The Female Baroque is a contribution to the revival since the 1980s of early modern women's writings and cultural production in English. Its originality is twofold: it links women's writing in English with the wider context of Baroque culture, and it introduces the issue of gender into discussion of the Baroque. The title comes from Julia Kristeva's study of Teresa of Avila, that 'the secrets of Baroque civilization are female'.
The book is built on a schema of recurring Baroque characteristics - narrativity, hyperbole, melancholia, kitsch, and plateauing, pointing less to surface manifestations and more to underlying ideological tensions. The crucial concept of the Female Baroque is developed in detail.
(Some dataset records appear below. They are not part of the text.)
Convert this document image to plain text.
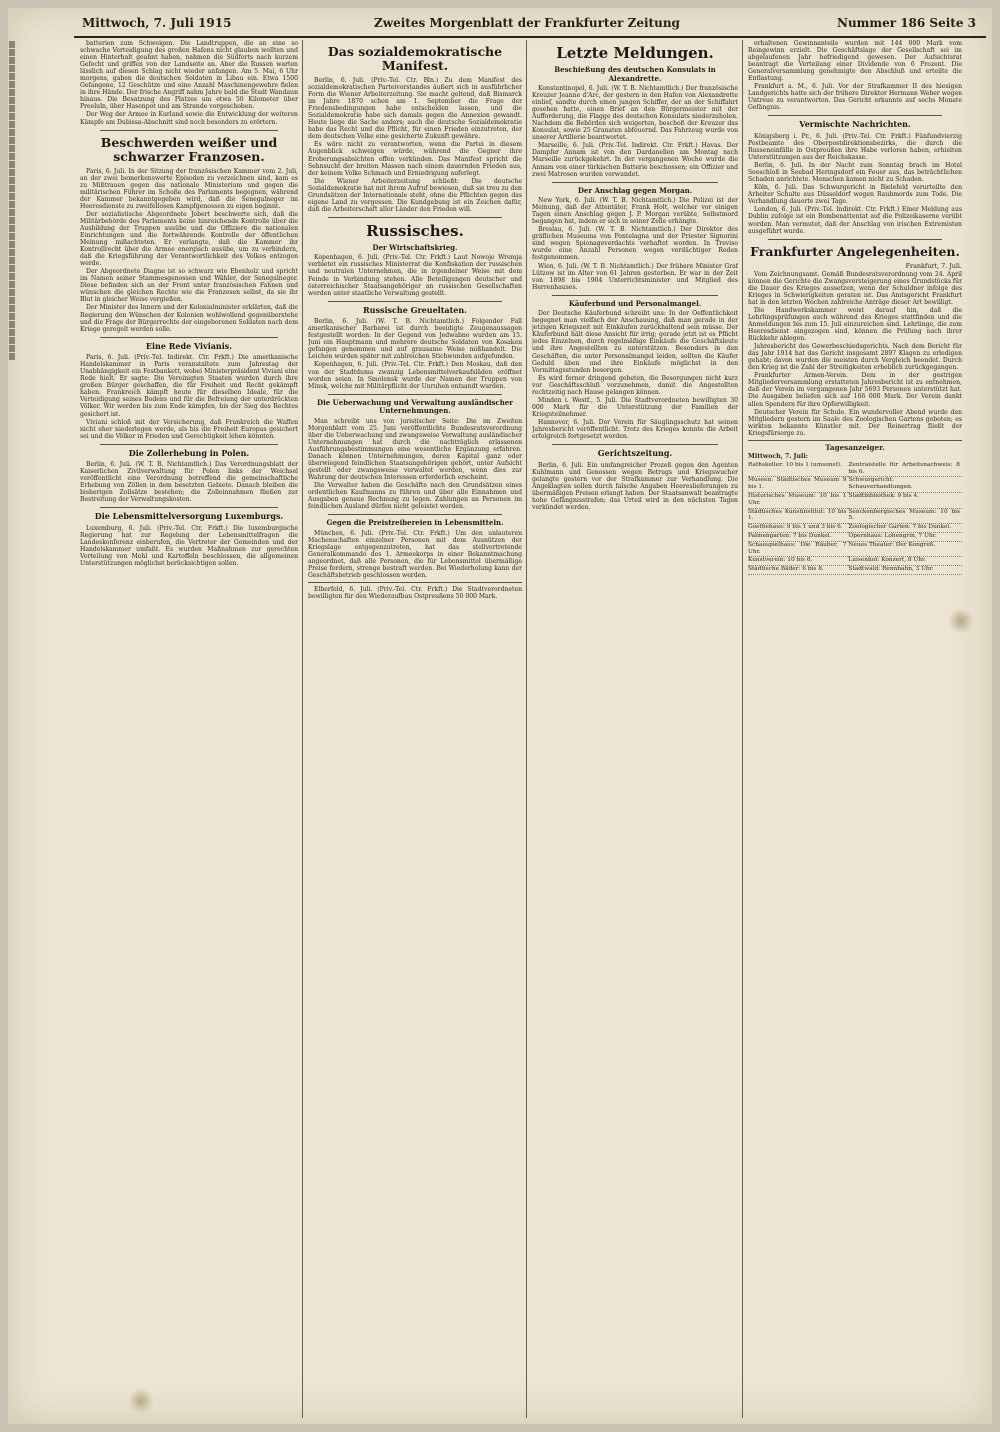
Mittwoch, 7. Juli 1915	Zweites Morgenblatt der Frankfurter Zeitung	Nummer 186 Seite 3

batterien zum Schweigen. Die Landtruppen, die an eine so schwache Verteidigung des großen Hafens nicht glauben wollten und einen Hinterhalt geahnt haben, nahmen die Südforts nach kurzem Gefecht und griffen von der Landseite an. Aber die Russen warten lässlich auf diesen Schlag nicht wieder anfangen. Am 5. Mai, 6 Uhr morgens, gaben die deutschen Soldaten in Libau ein. Etwa 1500 Gefangene, 12 Geschütze und eine Anzahl Maschinengewehre fielen in ihre Hände. Der frische Angriff nahm Jahre bald die Stadt Wandaun hinaus. Die Besatzung des Platzes um etwa 50 Kilometer über Preeluln, über Hasenpot und am Strande vorgeschoben.

Der Weg der Armee in Kurland sowie die Entwicklung der weiteren Kämpfe am Dubissa-Abschnitt sind noch besonders zu erörtern.

Beschwerden weißer und schwarzer Franzosen.

Paris, 6. Juli. In der Sitzung der französischen Kammer vom 2. Juli, an der zwei bemerkenswerte Episoden zu verzeichnen sind, kam es zu Mißtrauen gegen das nationale Ministerium und gegen die militärischen Führer im Schoße des Parlaments begegnen, während der Kammer bekanntgegeben wird, daß die Senegalneger im Heeresdienste zu zweifellosen Kampfgenossen zu eigen beginnt.

Der sozialistische Abgeordnete Jobert beschwerte sich, daß die Militärbehörde des Parlaments keine hinreichende Kontrolle über die Ausbildung der Truppen ausübe und die Offiziere die nationalen Einrichtungen und die fortwährende Kontrolle der öffentlichen Meinung mißachteten. Er verlangte, daß die Kammer ihr Kontrollrecht über die Armee energisch ausübe, um zu verhindern, daß die Kriegsführung der Verantwortlichkeit des Volkes entzogen werde.

Der Abgeordnete Diagne ist so schwarz wie Ebenholz und spricht im Namen seiner Stammesgenossen und Wähler, der Senegalneger. Diese befinden sich an der Front unter französischen Fahnen und wünschen die gleichen Rechte wie die Franzosen selbst, da sie ihr Blut in gleicher Weise vergießen.

Der Minister des Innern und der Kolonialminister erklärten, daß die Regierung den Wünschen der Kolonien wohlwollend gegenüberstehe und die Frage der Bürgerrechte der eingeborenen Soldaten nach dem Kriege geregelt werden solle.

Eine Rede Vivianis.

Paris, 6. Juli. (Priv.-Tel. Indirekt. Ctr. Frkft.) Die amerikanische Handelskammer in Paris veranstaltete zum Jahrestag der Unabhängigkeit ein Festbankett, wobei Ministerpräsident Viviani eine Rede hielt. Er sagte: Die Vereinigten Staaten wurden durch ihre großen Bürger geschaffen, die für Freiheit und Recht gekämpft haben. Frankreich kämpft heute für dieselben Ideale, für die Verteidigung seines Bodens und für die Befreiung der unterdrückten Völker. Wir werden bis zum Ende kämpfen, bis der Sieg des Rechtes gesichert ist.

Viviani schloß mit der Versicherung, daß Frankreich die Waffen nicht eher niederlegen werde, als bis die Freiheit Europas gesichert sei und die Völker in Frieden und Gerechtigkeit leben könnten.

Die Zollerhebung in Polen.

Berlin, 6. Juli. (W. T. B. Nichtamtlich.) Das Verordnungsblatt der Kaiserlichen Zivilverwaltung für Polen links der Weichsel veröffentlicht eine Verordnung betreffend die gemeinschaftliche Erhebung von Zöllen in dem besetzten Gebiete. Danach bleiben die bisherigen Zollsätze bestehen; die Zolleinnahmen fließen zur Bestreitung der Verwaltungskosten.

Die Lebensmittelversorgung Luxemburgs.

Luxemburg, 6. Juli. (Priv.-Tel. Ctr. Frkft.) Die luxemburgische Regierung hat zur Regelung der Lebensmittelfragen die Landeskonferenz einberufen, die Vertreter der Gemeinden und der Handelskammer umfaßt. Es wurden Maßnahmen zur gerechten Verteilung von Mehl und Kartoffeln beschlossen, die allgemeinen Unterstützungen möglichst berücksichtigen sollen.

Das sozialdemokratische Manifest.

Berlin, 6. Juli. (Priv.-Tel. Ctr. Bln.) Zu dem Manifest des sozialdemokratischen Parteivorstandes äußert sich in ausführlicher Form die Wiener Arbeiterzeitung. Sie macht geltend, daß Bismarck im Jahre 1870 schon am 1. September die Frage der Friedensbedingungen habe entscheiden lassen, und die Sozialdemokratie habe sich damals gegen die Annexion gewandt. Heute liege die Sache anders; auch die deutsche Sozialdemokratie habe das Recht und die Pflicht, für einen Frieden einzutreten, der dem deutschen Volke eine gesicherte Zukunft gewähre.

Es wäre nicht zu verantworten, wenn die Partei in diesem Augenblick schweigen würde, während die Gegner ihre Eroberungsabsichten offen verkünden. Das Manifest spricht die Sehnsucht der breiten Massen nach einem dauernden Frieden aus, der keinem Volke Schmach und Erniedrigung auferlegt.

Die Wiener Arbeiterzeitung schließt: Die deutsche Sozialdemokratie hat mit ihrem Aufruf bewiesen, daß sie treu zu den Grundsätzen der Internationale steht, ohne die Pflichten gegen das eigene Land zu vergessen. Die Kundgebung ist ein Zeichen dafür, daß die Arbeiterschaft aller Länder den Frieden will.

Russisches.
Der Wirtschaftskrieg.

Kopenhagen, 6. Juli. (Priv.-Tel. Ctr. Frkft.) Laut Nowoje Wremja verbietet ein russisches Ministerrat die Konfiskation der russischen und neutralen Unternehmen, die in irgendeiner Weise mit dem Feinde in Verbindung stehen. Alle Beteiligungen deutscher und österreichischer Staatsangehöriger an russischen Gesellschaften werden unter staatliche Verwaltung gestellt.

Russische Greueltaten.

Berlin, 6. Juli. (W. T. B. Nichtamtlich.) Folgender Fall amerikanischer Barbarei ist durch beeidigte Zeugenaussagen festgestellt worden: In der Gegend von Jedwabne wurden am 15. Juni ein Hauptmann und mehrere deutsche Soldaten von Kosaken gefangen genommen und auf grausame Weise mißhandelt. Die Leichen wurden später mit zahlreichen Stichwunden aufgefunden.

Kopenhagen, 6. Juli. (Priv.-Tel. Ctr. Frkft.) Den Moskau, daß den von der Stadtduma zwanzig Lebensmittelverkaufsläden eröffnet worden seien. In Smolensk wurde der Namen der Truppen von Minsk, welche mit Militärpflicht der Unruhen entsandt wurden.

Die Ueberwachung und Verwaltung ausländischer Unternehmungen.

Man schreibt uns von juristischer Seite: Die im Zweiten Morgenblatt vom 25. Juni veröffentlichte Bundesratsverordnung über die Ueberwachung und zwangsweise Verwaltung ausländischer Unternehmungen hat durch die nachträglich erlassenen Ausführungsbestimmungen eine wesentliche Ergänzung erfahren. Danach können Unternehmungen, deren Kapital ganz oder überwiegend feindlichen Staatsangehörigen gehört, unter Aufsicht gestellt oder zwangsweise verwaltet werden, wenn dies zur Wahrung der deutschen Interessen erforderlich erscheint.

Die Verwalter haben die Geschäfte nach den Grundsätzen eines ordentlichen Kaufmanns zu führen und über alle Einnahmen und Ausgaben genaue Rechnung zu legen. Zahlungen an Personen im feindlichen Ausland dürfen nicht geleistet werden.

Gegen die Preistreibereien in Lebensmitteln.

München, 6. Juli. (Priv.-Tel. Ctr. Frkft.) Um den unlauteren Machenschaften einzelner Personen mit dem Ausnützen der Kriegslage entgegenzutreten, hat das stellvertretende Generalkommando des 1. Armeekorps in einer Bekanntmachung angeordnet, daß alle Personen, die für Lebensmittel übermäßige Preise fordern, strenge bestraft werden. Bei Wiederholung kann der Geschäftsbetrieb geschlossen werden.

Elberfeld, 6. Juli. (Priv.-Tel. Ctr. Frkft.) Die Stadtverordneten bewilligten für den Wiederaufbau Ostpreußens 50 000 Mark.

Letzte Meldungen.
Beschießung des deutschen Konsulats in Alexandrette.

Konstantinopel, 6. Juli. (W. T. B. Nichtamtlich.) Der französische Kreuzer Jeanne d'Arc, der gestern in den Hafen von Alexandrette einlief, sandte durch einen jungen Schiffer, der an der Schiffahrt gesehen hatte, einen Brief an den Bürgermeister mit der Aufforderung, die Flagge des deutschen Konsulats niederzuholen. Nachdem die Behörden sich weigerten, beschoß der Kreuzer das Konsulat, sowie 25 Granaten abfeuernd. Das Fahrzeug wurde von unserer Artillerie beantwortet.

Marseille, 6. Juli. (Priv.-Tel. Indirekt. Ctr. Frkft.) Havas. Der Dampfer Annam ist von den Dardanellen am Montag nach Marseille zurückgekehrt. In der vergangenen Woche wurde die Annam von einer türkischen Batterie beschossen; ein Offizier und zwei Matrosen wurden verwundet.

Der Anschlag gegen Morgan.

New York, 6. Juli. (W. T. B. Nichtamtlich.) Die Polizei ist der Meinung, daß der Attentäter, Frank Holt, welcher vor einigen Tagen einen Anschlag gegen J. P. Morgan verübte, Selbstmord begangen hat, indem er sich in seiner Zelle erhängte.

Breslau, 6. Juli. (W. T. B. Nichtamtlich.) Der Direktor des gräflichen Museums von Pontelagna und der Priester Signorini sind wegen Spionageverdachts verhaftet worden. In Treviso wurde eine Anzahl Personen wegen verdächtiger Reden festgenommen.

Wien, 6. Juli. (W. T. B. Nichtamtlich.) Der frühere Minister Graf Lützow ist im Alter von 61 Jahren gestorben. Er war in der Zeit von 1898 bis 1904 Unterrichtsminister und Mitglied des Herrenhauses.

Käuferbund und Personalmangel.

Der Deutsche Käuferbund schreibt uns: In der Oeffentlichkeit begegnet man vielfach der Anschauung, daß man gerade in der jetzigen Kriegszeit mit Einkäufen zurückhaltend sein müsse. Der Käuferbund hält diese Ansicht für irrig; gerade jetzt ist es Pflicht jedes Einzelnen, durch regelmäßige Einkäufe die Geschäftsleute und ihre Angestellten zu unterstützen. Besonders in den Geschäften, die unter Personalmangel leiden, sollten die Käufer Geduld üben und ihre Einkäufe möglichst in den Vormittagsstunden besorgen.

Es wird ferner dringend gebeten, die Besorgungen nicht kurz vor Geschäftsschluß vorzunehmen, damit die Angestellten rechtzeitig nach Hause gelangen können.

Minden i. Westf., 5. Juli. Die Stadtverordneten bewilligten 30 000 Mark für die Unterstützung der Familien der Kriegsteilnehmer.

Hannover, 6. Juli. Der Verein für Säuglingsschutz hat seinen Jahresbericht veröffentlicht. Trotz des Krieges konnte die Arbeit erfolgreich fortgesetzt werden.

Gerichtszeitung.

Berlin, 6. Juli. Ein umfangreicher Prozeß gegen den Agenten Kuhlmann und Genossen wegen Betrugs und Kriegswucher gelangte gestern vor der Strafkammer zur Verhandlung. Die Angeklagten sollen durch falsche Angaben Heereslieferungen zu übermäßigen Preisen erlangt haben. Der Staatsanwalt beantragte hohe Gefängnisstrafen; das Urteil wird in den nächsten Tagen verkündet werden.

erhaltenen Gewinnanteile wurden mit 144 000 Mark vom Reingewinn erzielt. Die Geschäftslage der Gesellschaft sei im abgelaufenen Jahr befriedigend gewesen. Der Aufsichtsrat beantragt die Verteilung einer Dividende von 6 Prozent. Die Generalversammlung genehmigte den Abschluß und erteilte die Entlastung.

Frankfurt a. M., 6. Juli. Vor der Strafkammer II des hiesigen Landgerichts hatte sich der frühere Direktor Hermann Weber wegen Untreue zu verantworten. Das Gericht erkannte auf sechs Monate Gefängnis.

Vermischte Nachrichten.

Königsberg i. Pr., 6. Juli. (Priv.-Tel. Ctr. Frkft.) Fünfundvierzig Postbeamte des Oberpostdirektionsbezirks, die durch die Russeneinfälle in Ostpreußen ihre Habe verloren haben, erhielten Unterstützungen aus der Reichskasse.

Berlin, 6. Juli. In der Nacht zum Sonntag brach im Hotel Seeschloß in Seebad Heringsdorf ein Feuer aus, das beträchtlichen Schaden anrichtete. Menschen kamen nicht zu Schaden.

Köln, 6. Juli. Das Schwurgericht in Bielefeld verurteilte den Arbeiter Schulte aus Düsseldorf wegen Raubmords zum Tode. Die Verhandlung dauerte zwei Tage.

London, 6. Juli. (Priv.-Tel. Indirekt. Ctr. Frkft.) Einer Meldung aus Dublin zufolge ist ein Bombenattentat auf die Polizeikaserne verübt worden. Man vermutet, daß der Anschlag von irischen Extremisten ausgeführt wurde.

Frankfurter Angelegenheiten.

Frankfurt, 7. Juli.

Vom Zeichnungsamt. Gemäß Bundesratsverordnung vom 24. April können die Gerichte die Zwangsversteigerung eines Grundstücks für die Dauer des Krieges aussetzen, wenn der Schuldner infolge des Krieges in Schwierigkeiten geraten ist. Das Amtsgericht Frankfurt hat in den letzten Wochen zahlreiche Anträge dieser Art bewilligt.

Die Handwerkskammer weist darauf hin, daß die Lehrlingsprüfungen auch während des Krieges stattfinden und die Anmeldungen bis zum 15. Juli einzureichen sind. Lehrlinge, die zum Heeresdienst eingezogen sind, können die Prüfung nach ihrer Rückkehr ablegen.

Jahresbericht des Gewerbeschiedsgerichts. Nach dem Bericht für das Jahr 1914 hat das Gericht insgesamt 2897 Klagen zu erledigen gehabt; davon wurden die meisten durch Vergleich beendet. Durch den Krieg ist die Zahl der Streitigkeiten erheblich zurückgegangen.

Frankfurter Armen-Verein. Dem in der gestrigen Mitgliederversammlung erstatteten Jahresbericht ist zu entnehmen, daß der Verein im vergangenen Jahr 5693 Personen unterstützt hat. Die Ausgaben beliefen sich auf 166 000 Mark. Der Verein dankt allen Spendern für ihre Opferwilligkeit.

Deutscher Verein für Schule. Ein wundervoller Abend wurde den Mitgliedern gestern im Saale des Zoologischen Gartens geboten; es wirkten bekannte Künstler mit. Der Reinertrag fließt der Kriegsfürsorge zu.

Tagesanzeiger.
Mittwoch, 7. Juli:
Rathskeller: 10 bis 1 (umsonst).	Zentralstelle für Arbeitsnachweis: 8 bis 6.
Museen: Städtisches Museum 9 bis 1.	Schwurgericht: Schauverhandlungen.
Historisches Museum: 10 bis 1 Uhr.	Stadtbibliothek: 9 bis 4.
Städtisches Kunstinstitut: 10 bis 1.	Senckenbergisches Museum: 10 bis 5.
Goethehaus: 9 bis 1 und 3 bis 6.	Zoologischer Garten: 7 bis Dunkel.
Palmengarten: 7 bis Dunkel.	Opernhaus: Lohengrin, 7 Uhr.
Schauspielhaus: Die Räuber, 7 Uhr.	Neues Theater: Der Kongreß.
Kunstverein: 10 bis 6.	Luisenhof: Konzert, 8 Uhr.
Städtische Bäder: 6 bis 8.	Stadtwald: Rennbahn, 3 Uhr.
Attention is then given particularly to Gertrude More, Mary Ward, Aemilia Lanyer, The Ferrar/Collet women, Mary Wroth, the Cavendish sisters, Hester Pulter, Anne Hutchinson, Margaret Cavendish and Aphra Behn, the latter two whose lives and writings point to the developing cultural transition to the Enlightenment.
Gary Waller is Distinguished Professor of Literature and Cultural Studies Emeritus, Purchase College, SUNY. His books include English Poetry in the Sixteenth Century, The Sidney Family Romance, Walsingham and the English Imagination, The Annunciation: A Cultural History, and The Virgin Mary in Medieval and Early Modern Literature and Popular Culture.